Before me stretched the Thames and a busy loading dock. Sailors sang chanties in a strange tongue while wharfmen pulled on ropes and pushed heavy carts loaded with fish. The waterside was too open; I turned the other direction into the city. Breathing hard, I ran up a sharp incline onto higher ground where commerce of all kinds crowded the way. I dared not look behind me for I knew that Roncechaux must be close and I couldn’t spare an instant from my pell-mell thrust forward. In and out I went, into a smithy’s shop with bellows heaving and out the other side, into a copper-pot shop with hammers ringing and through it, into an inn and out behind its stables. People started and tried to grab me, but on I went.
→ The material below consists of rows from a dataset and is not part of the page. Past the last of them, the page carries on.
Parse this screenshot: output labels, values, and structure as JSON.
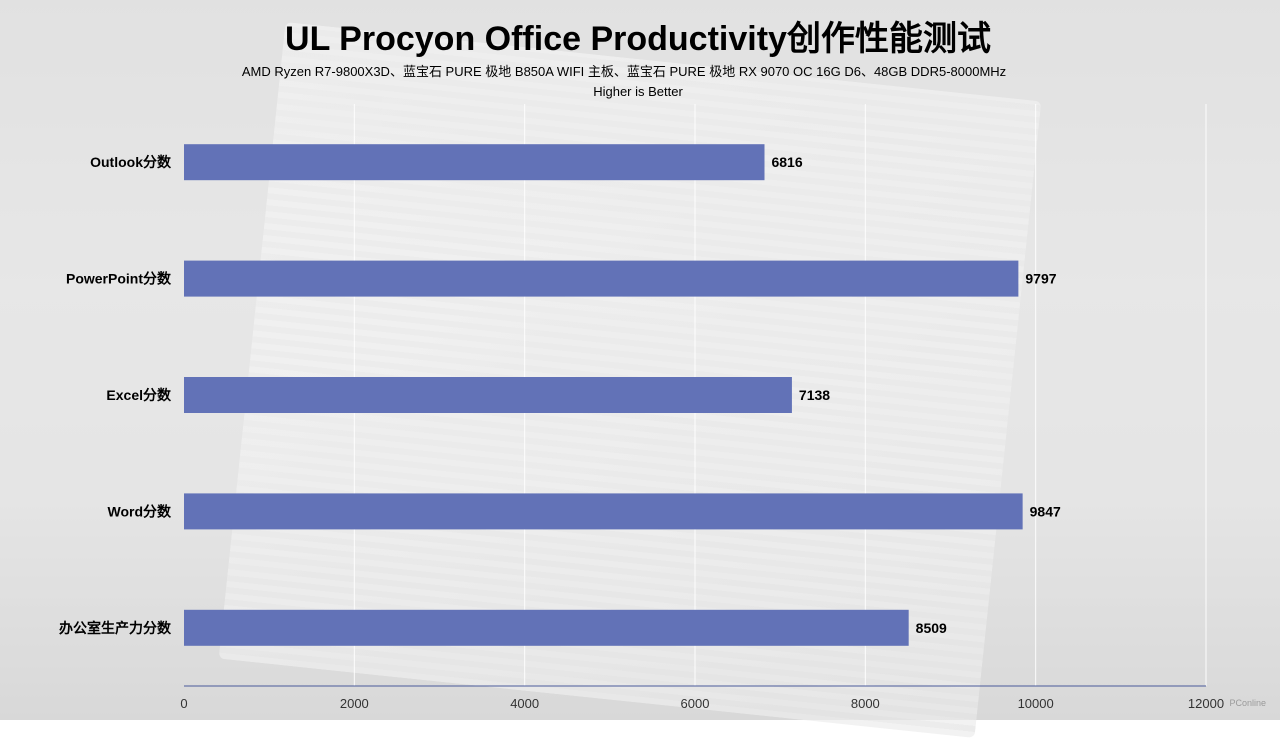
{
  "chart_data": {
    "type": "bar",
    "orientation": "horizontal",
    "title": "UL Procyon Office Productivity创作性能测试",
    "subtitle": "AMD Ryzen R7-9800X3D、蓝宝石 PURE 极地 B850A WIFI 主板、蓝宝石 PURE 极地 RX 9070 OC 16G D6、48GB DDR5-8000MHz",
    "note": "Higher is Better",
    "categories": [
      "Outlook分数",
      "PowerPoint分数",
      "Excel分数",
      "Word分数",
      "办公室生产力分数"
    ],
    "values": [
      6816,
      9797,
      7138,
      9847,
      8509
    ],
    "xlim": [
      0,
      12000
    ],
    "xticks": [
      "0",
      "2000",
      "4000",
      "6000",
      "8000",
      "10000",
      "12000"
    ],
    "grid": true,
    "bar_color": "#6272b7"
  },
  "watermark": "PConline"
}
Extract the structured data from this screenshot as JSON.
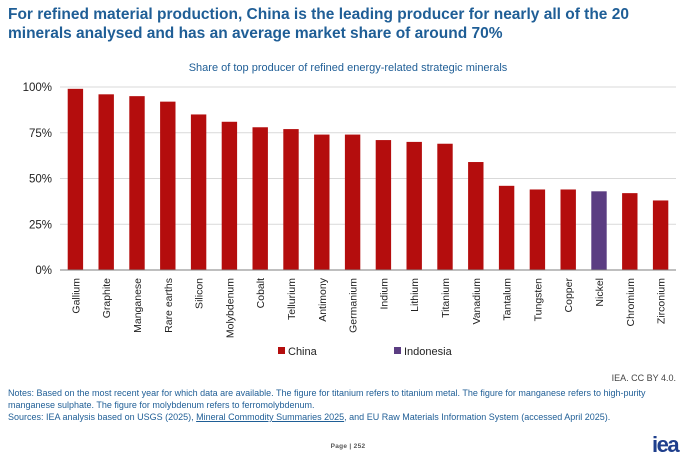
{
  "headline": "For refined material production, China is the leading producer for nearly all of the 20 minerals analysed and has an average market share of around 70%",
  "chart_data": {
    "type": "bar",
    "title": "Share of top producer of refined energy-related strategic minerals",
    "xlabel": "",
    "ylabel": "",
    "ylim": [
      0,
      100
    ],
    "yticks": [
      "0%",
      "25%",
      "50%",
      "75%",
      "100%"
    ],
    "categories": [
      "Gallium",
      "Graphite",
      "Manganese",
      "Rare earths",
      "Silicon",
      "Molybdenum",
      "Cobalt",
      "Tellurium",
      "Antimony",
      "Germanium",
      "Indium",
      "Lithium",
      "Titanium",
      "Vanadium",
      "Tantalum",
      "Tungsten",
      "Copper",
      "Nickel",
      "Chromium",
      "Zirconium"
    ],
    "values": [
      99,
      96,
      95,
      92,
      85,
      81,
      78,
      77,
      74,
      74,
      71,
      70,
      69,
      59,
      46,
      44,
      44,
      43,
      42,
      38
    ],
    "producer": [
      "China",
      "China",
      "China",
      "China",
      "China",
      "China",
      "China",
      "China",
      "China",
      "China",
      "China",
      "China",
      "China",
      "China",
      "China",
      "China",
      "China",
      "Indonesia",
      "China",
      "China"
    ],
    "legend": [
      {
        "name": "China",
        "color": "#b40d0d"
      },
      {
        "name": "Indonesia",
        "color": "#5b3d82"
      }
    ],
    "grid": true
  },
  "credit": "IEA. CC BY 4.0.",
  "notes": {
    "notes_text": "Notes: Based on the most recent year for which data are available. The figure for titanium refers to titanium metal. The figure for manganese refers to high-purity manganese sulphate. The figure for molybdenum refers to ferromolybdenum.",
    "sources_prefix": "Sources: IEA analysis based on USGS (2025), ",
    "sources_link": "Mineral Commodity Summaries 2025",
    "sources_suffix": ", and EU Raw Materials Information System (accessed April 2025)."
  },
  "page": {
    "label": "Page | 252"
  },
  "logo": "iea"
}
I sobbed with the pain in my ribs and still ran on. My mouth was
dry as parchment and I passed wells without stopping. I knew not where I went nor cared, so long as I got away from the sure death behind me. Once I made the mistake of entering the open court of a palace and was almost caught, for Roncechaux saw me and shouted, whereupon he was joined by Magnus, and they tried to stay my exit by going to different gates. I fooled them by entering the palace—flying by the astonished guards—running to the roof, out to a balustrade and over the wall, dropping ten feet or more onto soft grass. And on I ran.